First Lady launches foundation to empower vulnerable youths
First Lady, Sandra Granger (fourth from left) with some members of the board of directors of the Anira Foundation
First Lady, Sandra Granger (fourth from left) with some members of the board of directors of the Anira Foundation

By Tamica Garnett
FIRST Lady, Sandra Granger, on Thursday, officially launched the ANIRA Foundation, a not-for-profit organisation geared at empowering vulnerable groups with a special focus on teenage mothers, young boys and men.

The launch was held at Cara Lodge. Though officially launched last Thursday, the organisation has been operating since 2017 and is engaged in a number of ongoing projects, including remedial education for primary school children on the East Coast; education assistance for teen mothers; ICT workshops for adolescents and out-of-school youth; small business workshops; a hinterland school shoes donation initiative; and partnerships with STEMGuyana.

The First Lady was motivated to create the Foundation given her passion for empowering youth and safeguarding the health and wellbeing of vulnerable women, areas she has used her platform as First Lady to advocate for over the past few years.

“I recognise that my role as First Lady is finite, I wanted to continue the work that I had begun to educate and empower vulnerable sectors of the population, women, girls, particularly teen moms and young people,” Mrs. Granger shared.

She added: “ANIRA goes beyond my work as First Lady to fulfil my lifelong dream of a Guyana where our young people have the knowledge to make healthy choices and can utilise their innate talents and skills to provide for their families. The aim is educating and empowering people. If we don’t educate people we would be giving them hand outs and they would remain in the same boat they’re in. So that’s where empowerment comes in.”
Granger heads the foundation’s 14-member board of directors which also includes founder of STEMGuyana, Karen Abrams; Sister of Mercy, Julie Andrews; revered educator, Ingrid Fung; Ministry of Education Chief Planning Officer, Evelyn Hamilton; and founder of the Lusignan-Good Hope Learning Centre, Sandra Shivdat, among others.

For its next project, “Pilots of the Caribbean”, which is scheduled to commence in early 2020, the Foundation will roll out a three-year venture focused on sexual reproductive health of young people, with an aim of reducing HIV and AIDS. The project is being funded by Gilead Science at a cost of US$251,000.
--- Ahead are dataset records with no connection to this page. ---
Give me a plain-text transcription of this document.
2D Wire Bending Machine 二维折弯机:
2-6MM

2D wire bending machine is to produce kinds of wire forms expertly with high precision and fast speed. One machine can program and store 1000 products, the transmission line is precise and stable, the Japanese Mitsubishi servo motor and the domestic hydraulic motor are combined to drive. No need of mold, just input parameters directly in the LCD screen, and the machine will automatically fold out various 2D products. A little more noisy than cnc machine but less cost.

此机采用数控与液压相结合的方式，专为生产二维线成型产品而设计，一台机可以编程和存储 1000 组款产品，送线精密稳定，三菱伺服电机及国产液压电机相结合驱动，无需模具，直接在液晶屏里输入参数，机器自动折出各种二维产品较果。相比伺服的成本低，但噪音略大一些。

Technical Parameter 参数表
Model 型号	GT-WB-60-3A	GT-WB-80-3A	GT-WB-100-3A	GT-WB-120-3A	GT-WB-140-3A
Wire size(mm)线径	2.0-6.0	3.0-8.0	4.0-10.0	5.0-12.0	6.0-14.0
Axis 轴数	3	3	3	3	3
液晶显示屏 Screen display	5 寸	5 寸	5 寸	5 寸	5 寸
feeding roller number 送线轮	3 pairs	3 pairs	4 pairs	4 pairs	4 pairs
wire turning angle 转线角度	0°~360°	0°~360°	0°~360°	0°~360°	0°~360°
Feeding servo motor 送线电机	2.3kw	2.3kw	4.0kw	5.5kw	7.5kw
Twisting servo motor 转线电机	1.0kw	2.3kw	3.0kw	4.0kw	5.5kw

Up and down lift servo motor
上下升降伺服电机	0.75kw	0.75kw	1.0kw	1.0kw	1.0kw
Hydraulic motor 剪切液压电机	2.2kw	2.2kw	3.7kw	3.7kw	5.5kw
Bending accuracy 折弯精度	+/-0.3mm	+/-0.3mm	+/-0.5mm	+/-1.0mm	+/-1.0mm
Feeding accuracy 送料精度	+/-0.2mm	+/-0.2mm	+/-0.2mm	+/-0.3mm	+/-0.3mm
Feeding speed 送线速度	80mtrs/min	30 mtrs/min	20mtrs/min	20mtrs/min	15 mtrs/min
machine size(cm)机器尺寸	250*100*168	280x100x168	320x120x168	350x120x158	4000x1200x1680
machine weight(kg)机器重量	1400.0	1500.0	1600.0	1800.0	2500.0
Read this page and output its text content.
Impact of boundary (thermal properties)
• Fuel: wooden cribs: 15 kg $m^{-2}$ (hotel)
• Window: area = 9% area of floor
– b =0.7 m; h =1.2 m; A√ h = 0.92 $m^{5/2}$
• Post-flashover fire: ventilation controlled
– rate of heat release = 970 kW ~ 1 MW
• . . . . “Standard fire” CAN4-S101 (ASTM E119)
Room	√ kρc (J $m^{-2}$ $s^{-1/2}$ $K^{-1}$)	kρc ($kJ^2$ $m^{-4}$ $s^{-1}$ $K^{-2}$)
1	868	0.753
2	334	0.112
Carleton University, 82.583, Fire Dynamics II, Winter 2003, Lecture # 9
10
The project is under the umbrella of the Spouses of CARICOM Leaders Action Network (SCLAN), for which Granger is the vice-chair.
The initiative is anticipated to target a projected 500 adolescents – 100 males and 400 females – between the ages of 12 and 24, and will entail HIV and syphilis testing; and social interventions to keep young girls in school as well as linking men and boys to services to help end gender-based violence.

MORE INTERVENTION
Granger stressed the need for more interventions focused on addressing the issues faced by men as a basis of curbing gender-based violence.
“We’ve had preliminary discussions with Minister [of Social Protection Amna] Ally on understanding the male perspective and how we deal with that. Our board met and one of the things we recognise [is that] we cannot focus only on women. We have to address the men and the issues that they face, so one of our discussions focused on how we address the issue of our men folk and our boys,” Mrs. Granger noted.
The project will be done in three phases commencing in Sophia, which has been identified as having a high incidence of teenage pregnancies. It will continue in the Barima-Waini and Upper Takutu-Upper Essequibo Regions. The foundation will be collaborating with the Ministry of Public Health (MoPH) and the Ministry of Social Protection (MoSP) on this project.

With many of its projects being community-based, the foundation also works along with the Ministry of Communities (MoC). Present at the launch was Minister of Communities, Ronald Bulkan, who noted that his ministry looks forward to working along with the foundation, in developing communities.

“The aim is to help persons to help themselves and from time to time we will be called upon to play a facilitative role and the ministry is pleased and honoured to partner with the ANIRA Foundation in the realisation of its noble and lofty goals,” Bulkan noted.
The Foundation will be funded primarily through donations with Mrs. Granger emphasising transparency of the organisation.

“We are really striving to be open and transparent in all that we do,” she said.
Through donations from the Guyana United Youth Development Association of New York, the foundation earlier this year help fund the robot and kit for the STEMGuyana Team that participated at the FIRST Global Robotics Olympics. The team went on to place in the top 25 per cent of the 190 countries that participated and won the competition’s Albert Einstein Gold Medal.